The S&P 500 ended 2023 more than 20% higher. What happens after that? CNBC Pro’s Bob Pisani looks at historical data to find out how likely it is for the S&P to continue its upward streak in 2024 — and if the index can repeat its stellar performance twice in a row.

The bottom line

It wasn’t the upbeat start to the new year that investors had hoped for.

The 10-year U.S. Treasury yield added around 8 basis points to 3.941%, approaching the 4% level again, while the 2-year yield was more than 7 basis points higher at 4.324%.

That put pressure on stocks. The S&P 500 lost 0.57%, dashing hopes of a new closing high to start the new trading year, while the Nasdaq Composite retreated 1.63%, its worst showing since October.

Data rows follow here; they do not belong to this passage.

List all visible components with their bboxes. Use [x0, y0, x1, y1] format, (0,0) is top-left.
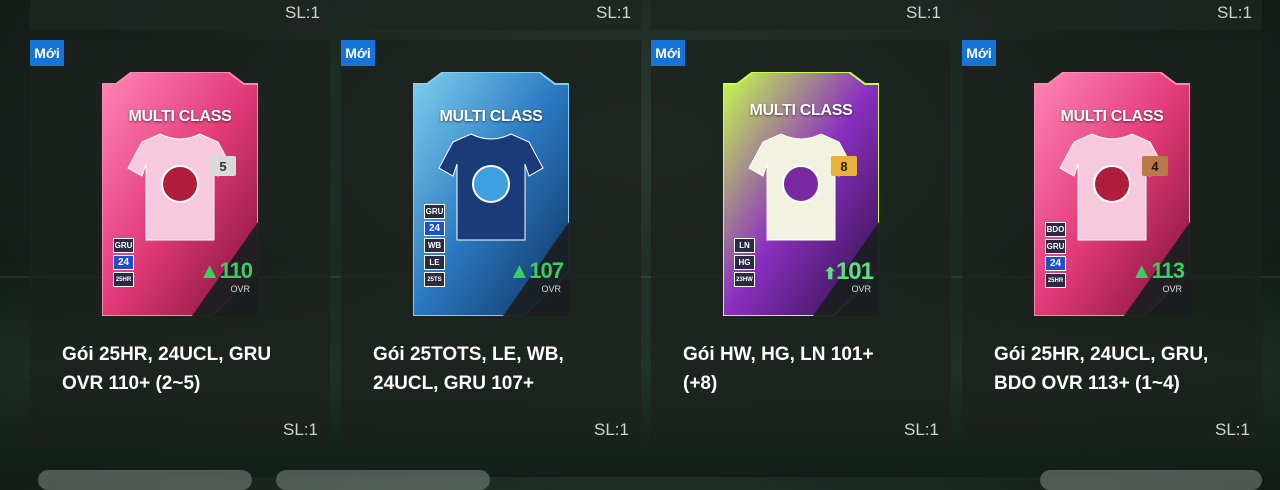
- pack-name: Gói 25HR, 24UCL, GRU OVR 110+ (2~5): [62, 344, 272, 394]
- quantity-label: SL:1: [594, 420, 629, 439]
- class-tag: GRU: [424, 204, 445, 219]
- class-tag: GRU: [113, 238, 134, 253]
- new-badge: Mới: [341, 40, 375, 66]
- class-tag: 25HR: [1045, 273, 1066, 288]
- up-circle-icon: ⬆: [823, 266, 837, 283]
- class-tag: 25TS: [424, 272, 445, 287]
- up-arrow-icon: ▲: [508, 258, 531, 283]
- class-tag: HG: [734, 255, 755, 270]
- ovr-label: OVR: [1162, 284, 1182, 294]
- class-tag: BDO: [1045, 222, 1066, 237]
- quantity-label: SL:1: [285, 3, 320, 22]
- pack-card[interactable]: Mới MULTI CLASS 5 GRU 24 25HR ▲110 OVR G…: [30, 40, 330, 448]
- class-tags: BDO GRU 24 25HR: [1045, 222, 1066, 288]
- class-tags: LN HG 23HW: [734, 238, 755, 287]
- quantity-label: SL:1: [904, 420, 939, 439]
- new-badge: Mới: [651, 40, 685, 66]
- up-arrow-icon: ▲: [1130, 258, 1153, 283]
- ovr-label: OVR: [230, 284, 250, 294]
- quantity-label: SL:1: [1217, 3, 1252, 22]
- pack-image: MULTI CLASS GRU 24 WB LE 25TS ▲107 OVR: [413, 72, 569, 316]
- pack-title: MULTI CLASS: [128, 108, 232, 125]
- top-card-strip[interactable]: SL:1: [651, 0, 951, 30]
- class-tag: 24: [113, 255, 134, 270]
- crest-shape: [1093, 165, 1131, 203]
- pack-name: Gói 25HR, 24UCL, GRU, BDO OVR 113+ (1~4): [994, 344, 1209, 394]
- pack-card[interactable]: Mới MULTI CLASS 4 BDO GRU 24 25HR ▲113 O…: [962, 40, 1262, 448]
- class-tags: GRU 24 WB LE 25TS: [424, 204, 445, 287]
- ovr-value: ▲113: [1130, 258, 1185, 283]
- ovr-value: ▲110: [198, 258, 253, 283]
- quantity-label: SL:1: [1215, 420, 1250, 439]
- crest-shape: [472, 165, 510, 203]
- class-tag: LN: [734, 238, 755, 253]
- pack-image: MULTI CLASS 4 BDO GRU 24 25HR ▲113 OVR: [1034, 72, 1190, 316]
- pack-name: Gói 25TOTS, LE, WB, 24UCL, GRU 107+: [373, 344, 564, 394]
- class-tag: WB: [424, 238, 445, 253]
- class-tag: GRU: [1045, 239, 1066, 254]
- level-badge: 8: [831, 156, 857, 176]
- ovr-value: ▲107: [508, 258, 564, 283]
- quantity-label: SL:1: [283, 420, 318, 439]
- level-badge: 4: [1142, 156, 1168, 176]
- class-tags: GRU 24 25HR: [113, 238, 134, 287]
- class-tag: 24: [1045, 256, 1066, 271]
- crest-shape: [161, 165, 199, 203]
- new-badge: Mới: [30, 40, 64, 66]
- pack-title: MULTI CLASS: [749, 102, 853, 119]
- bottom-button[interactable]: [276, 470, 490, 490]
- class-tag: LE: [424, 255, 445, 270]
- pack-image: MULTI CLASS 8 LN HG 23HW ⬆101 OVR: [723, 72, 879, 316]
- top-card-strip[interactable]: SL:1: [30, 0, 330, 30]
- level-badge: 5: [210, 156, 236, 176]
- class-tag: 24: [424, 221, 445, 236]
- ovr-label: OVR: [851, 284, 871, 294]
- pack-card[interactable]: Mới MULTI CLASS GRU 24 WB LE 25TS ▲107 O…: [341, 40, 641, 448]
- top-card-strip[interactable]: SL:1: [341, 0, 641, 30]
- pack-card[interactable]: Mới MULTI CLASS 8 LN HG 23HW ⬆101 OVR Gó…: [651, 40, 951, 448]
- class-tag: 25HR: [113, 272, 134, 287]
- pack-image: MULTI CLASS 5 GRU 24 25HR ▲110 OVR: [102, 72, 258, 316]
- pack-title: MULTI CLASS: [1060, 108, 1164, 125]
- class-tag: 23HW: [734, 272, 755, 287]
- quantity-label: SL:1: [596, 3, 631, 22]
- up-arrow-icon: ▲: [198, 258, 221, 283]
- new-badge: Mới: [962, 40, 996, 66]
- pack-title: MULTI CLASS: [439, 108, 543, 125]
- ovr-label: OVR: [541, 284, 561, 294]
- pack-name: Gói HW, HG, LN 101+ (+8): [683, 344, 874, 394]
- top-card-strip[interactable]: SL:1: [962, 0, 1262, 30]
- ovr-value: ⬆101: [823, 258, 874, 285]
- bottom-button[interactable]: [38, 470, 252, 490]
- bottom-button[interactable]: [1040, 470, 1262, 490]
- quantity-label: SL:1: [906, 3, 941, 22]
- crest-shape: [782, 165, 820, 203]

The tech-heavy index was weighed down as several major stocks fell. Apple shares suffered after Barclays downgraded the company, causing other Magnificent Seven stocks to slip in sympathy. The iShares Semiconductor ETF dropped 3.6%.

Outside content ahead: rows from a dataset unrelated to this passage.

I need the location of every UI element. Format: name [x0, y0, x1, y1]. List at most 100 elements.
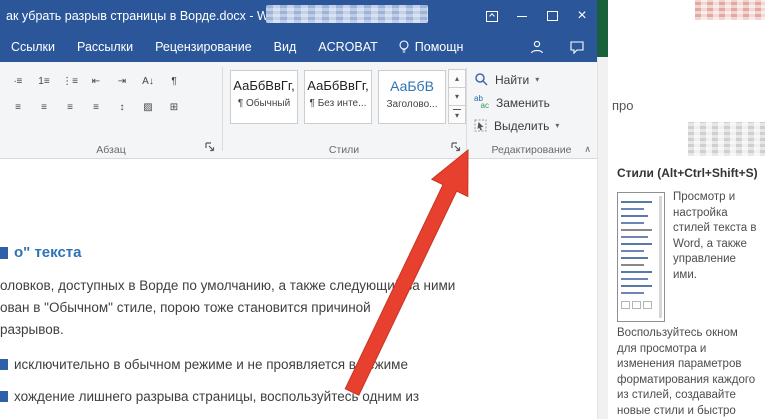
right-panel: про Стили (Alt+Ctrl+Shift+S) Просмотр и …: [608, 0, 765, 419]
replace-label: Заменить: [496, 96, 550, 110]
multilevel-list-button[interactable]: ⋮≡: [58, 70, 82, 93]
comments-button[interactable]: [557, 32, 597, 62]
replace-icon: ab ac: [474, 95, 490, 110]
document-line: исключительно в обычном режиме и не проя…: [14, 357, 408, 372]
tab-tell-me[interactable]: Помощн: [389, 32, 472, 62]
censored-block: [695, 0, 765, 20]
align-left-button[interactable]: ≡: [6, 96, 30, 119]
dialog-launcher-icon: [204, 141, 216, 153]
paragraph-dialog-launcher[interactable]: [203, 140, 217, 154]
styles-supertooltip: Стили (Alt+Ctrl+Shift+S) Просмотр и наст…: [610, 166, 762, 419]
find-label: Найти: [495, 73, 529, 87]
tab-tell-me-label: Помощн: [415, 32, 464, 62]
decrease-indent-button[interactable]: ⇤: [84, 70, 108, 93]
gallery-scroll-up-button[interactable]: ▴: [448, 69, 466, 88]
style-name: ¶ Без инте...: [305, 98, 371, 109]
document-heading: о" текста: [14, 244, 81, 261]
style-card-normal[interactable]: АаБбВвГг, ¶ Обычный: [230, 70, 298, 124]
screenshot-stage: ак убрать разрыв страницы в Ворде.docx -…: [0, 0, 765, 419]
maximize-icon: [547, 11, 558, 21]
select-label: Выделить: [494, 119, 549, 133]
green-window-edge: [597, 0, 608, 57]
collapse-ribbon-button[interactable]: ∧: [584, 144, 591, 155]
thumbnail-buttons: [621, 301, 657, 309]
style-card-heading1[interactable]: АаБбВ Заголово...: [378, 70, 446, 124]
maximize-button[interactable]: [537, 0, 567, 32]
lightbulb-icon: [397, 39, 411, 55]
style-preview: АаБбВ: [379, 78, 445, 94]
paragraph-group-label: Абзац: [0, 144, 222, 156]
title-bar: ак убрать разрыв страницы в Ворде.docx -…: [0, 0, 597, 32]
find-button[interactable]: Найти ▾: [474, 68, 559, 91]
line-spacing-button[interactable]: ↕: [110, 96, 134, 119]
replace-button[interactable]: ab ac Заменить: [474, 91, 559, 114]
gallery-more-button[interactable]: ▾: [448, 105, 466, 124]
tooltip-body: Просмотр и настройка стилей текста в Wor…: [610, 190, 762, 419]
chevron-down-icon: ▾: [535, 75, 539, 84]
styles-dialog-launcher[interactable]: [449, 140, 463, 154]
document-line: оловков, доступных в Ворде по умолчанию,…: [0, 278, 455, 293]
styles-gallery: АаБбВвГг, ¶ Обычный АаБбВвГг, ¶ Без инте…: [230, 70, 446, 124]
tab-review[interactable]: Рецензирование: [144, 32, 263, 62]
clipped-text-fragment: [0, 359, 8, 370]
tooltip-title: Стили (Alt+Ctrl+Shift+S): [610, 166, 762, 180]
share-person-button[interactable]: [517, 32, 557, 62]
sort-button[interactable]: А↓: [136, 70, 160, 93]
document-line: хождение лишнего разрыва страницы, воспо…: [14, 389, 419, 404]
person-icon: [529, 39, 545, 55]
document-line: ован в "Обычном" стиле, порою тоже стано…: [0, 300, 371, 315]
censored-block: [266, 5, 428, 23]
style-card-no-spacing[interactable]: АаБбВвГг, ¶ Без инте...: [304, 70, 372, 124]
style-preview: АаБбВвГг,: [305, 78, 371, 93]
ribbon-display-options-button[interactable]: [477, 0, 507, 32]
censored-block: [688, 122, 765, 156]
tab-view[interactable]: Вид: [263, 32, 308, 62]
ribbon-tab-bar: Ссылки Рассылки Рецензирование Вид ACROB…: [0, 32, 597, 62]
paragraph-group-row1: ∙≡ 1≡ ⋮≡ ⇤ ⇥ А↓ ¶: [6, 70, 186, 93]
minimize-icon: [517, 16, 527, 17]
tab-references[interactable]: Ссылки: [0, 32, 66, 62]
styles-group-label: Стили: [222, 144, 466, 156]
styles-pane-thumbnail: [617, 192, 665, 322]
styles-gallery-scroll: ▴ ▾ ▾: [448, 70, 466, 124]
style-preview: АаБбВвГг,: [231, 78, 297, 93]
document-line: разрывов.: [0, 322, 64, 337]
align-right-button[interactable]: ≡: [58, 96, 82, 119]
magnifier-icon: [474, 72, 489, 87]
borders-button[interactable]: ⊞: [162, 96, 186, 119]
align-center-button[interactable]: ≡: [32, 96, 56, 119]
editing-group-label: Редактирование: [466, 144, 597, 156]
tab-acrobat[interactable]: ACROBAT: [307, 32, 389, 62]
select-button[interactable]: Выделить ▾: [474, 114, 559, 137]
dialog-launcher-icon: [450, 141, 462, 153]
ribbon-options-icon: [486, 11, 498, 22]
chevron-down-icon: ▾: [555, 121, 559, 130]
paragraph-group-row2: ≡ ≡ ≡ ≡ ↕ ▨ ⊞: [6, 96, 186, 119]
gallery-scroll-down-button[interactable]: ▾: [448, 87, 466, 106]
tab-mailings[interactable]: Рассылки: [66, 32, 144, 62]
minimize-button[interactable]: [507, 0, 537, 32]
close-button[interactable]: ×: [567, 0, 597, 32]
numbering-button[interactable]: 1≡: [32, 70, 56, 93]
justify-button[interactable]: ≡: [84, 96, 108, 119]
shading-button[interactable]: ▨: [136, 96, 160, 119]
select-cursor-icon: [474, 119, 488, 133]
bullets-button[interactable]: ∙≡: [6, 70, 30, 93]
increase-indent-button[interactable]: ⇥: [110, 70, 134, 93]
chat-icon: [569, 39, 585, 55]
clipped-heading-fragment: [0, 247, 8, 259]
style-name: Заголово...: [379, 99, 445, 110]
group-separator: [466, 67, 467, 151]
document-page[interactable]: о" текста оловков, доступных в Ворде по …: [0, 159, 597, 419]
show-formatting-marks-button[interactable]: ¶: [162, 70, 186, 93]
clipped-text-fragment: [0, 391, 8, 402]
tabbar-spacer: [471, 32, 517, 62]
clipped-text: про: [612, 98, 634, 113]
ribbon: ∙≡ 1≡ ⋮≡ ⇤ ⇥ А↓ ¶ ≡ ≡ ≡ ≡ ↕ ▨ ⊞ АаБбВвГг…: [0, 62, 597, 158]
editing-group: Найти ▾ ab ac Заменить Выделить ▾: [474, 68, 559, 137]
group-separator: [222, 67, 223, 151]
style-name: ¶ Обычный: [231, 98, 297, 109]
window-controls: ×: [477, 0, 597, 32]
document-title: ак убрать разрыв страницы в Ворде.docx -…: [0, 9, 287, 23]
thumbnail-scrollbar: [659, 196, 662, 318]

Meanwhile, shares of Rivian slumped more than 10% on news that the electric-vehicle company delivered about 10% fewer vehicles in the fourth quarter compared with the previous period.

Still, it wasn’t all bad news yesterday.

The Dow Jones Industrial Average managed to hold its ground, eking out marginal gains. And shares of Moderna popped 13.12% after Oppenheimer said the Covid vaccine maker could launch several new products over the next 12 to 18 months.

Bitcoin, meanwhile, traded above the $45,000 barrier for the first time since April 2022, adding to its sharp gains of more than 170% over the past 12 months.

The long-term view for stocks still looks bright, according to several analysts.

The Nasdaq could hit 20,000 in 2024 because of an “AI monetization cycle,” according to Wedbush Securities’ Dan Ives. Separately, Scott Rubner, managing director at Goldman Sachs, noted that stocks only saw $172 billion in inflows last year — the lowest since 2019 — implying there’s more money on the sidelines to pump up stock prices this year.

There’s also the first interest rate cut to look forward to, which has historically helped stocks “rally for 6-7 months with a mean gain of roughly 12%,” wrote Joe Kalish, chief global macro strategist at Ned Davis Research.

Investors shouldn’t be discouraged by a disappointing start to the new year. A slow beginning, perhaps, but the year still holds promise.

Correction: This report has been updated to correct the country in which Maersk is based.